User provided dnsmasq dhcp-boot entries are overridden by /undionly.kpxe

As an operator, I may wish to provide DHCP boot options for hosts not managed by bifrost using the bifrost dnsmasq server.

If a dhcp-boot configuration option is provided to dnsmasq via a file in /etc/dnsmasq.d/, and the server is not booted via iPXE, it will be overridden by the following option added by bifrost in /etc/dnsmasq.conf:

dhcp-boot=tag:!ipxe,/undionly.kpxe

Steps to reproduce:

- Add an additional configuration file /etc/dnsmasq.d/extra.conf with the following contents (modified to suit your environment):

dhcp-match=set:mytag,<match option>
dhcp-boot=tag:mytag,<boot entry>

- Restart dnsmasq e.g. systemctl restart dnsmasq

- Power on the server being booted.

Expected results:

The server receives a DHCP offer containing the configured boot options.

Actual results:

The server receives a DHCP offer containing /undionly.kpxe

Analysis:

This occurs because the negated tag match !ipxe used in the /undionly.kpxe dhcp-boot entry will match all hosts not using iPXE. The dhcp-boot entries are processed in order and the last matching entry wins.
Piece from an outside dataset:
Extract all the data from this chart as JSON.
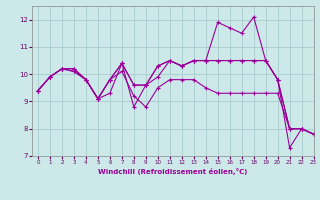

Since the config-dir option appears before the dhcp-boot options, user-provided options are processed first and are therefore overridden.

Proposed solution:

The solution here is fairly simple - use a positive match for the ipxe tag:

dhcp-boot=tag:ipxe,http://host:port/boot.ipxe
dhcp-boot=/undionly.kpxe

An entry with a tag will always win over the entry without a tag specified, so it is now possible to add a rule to override undionly.kpxe.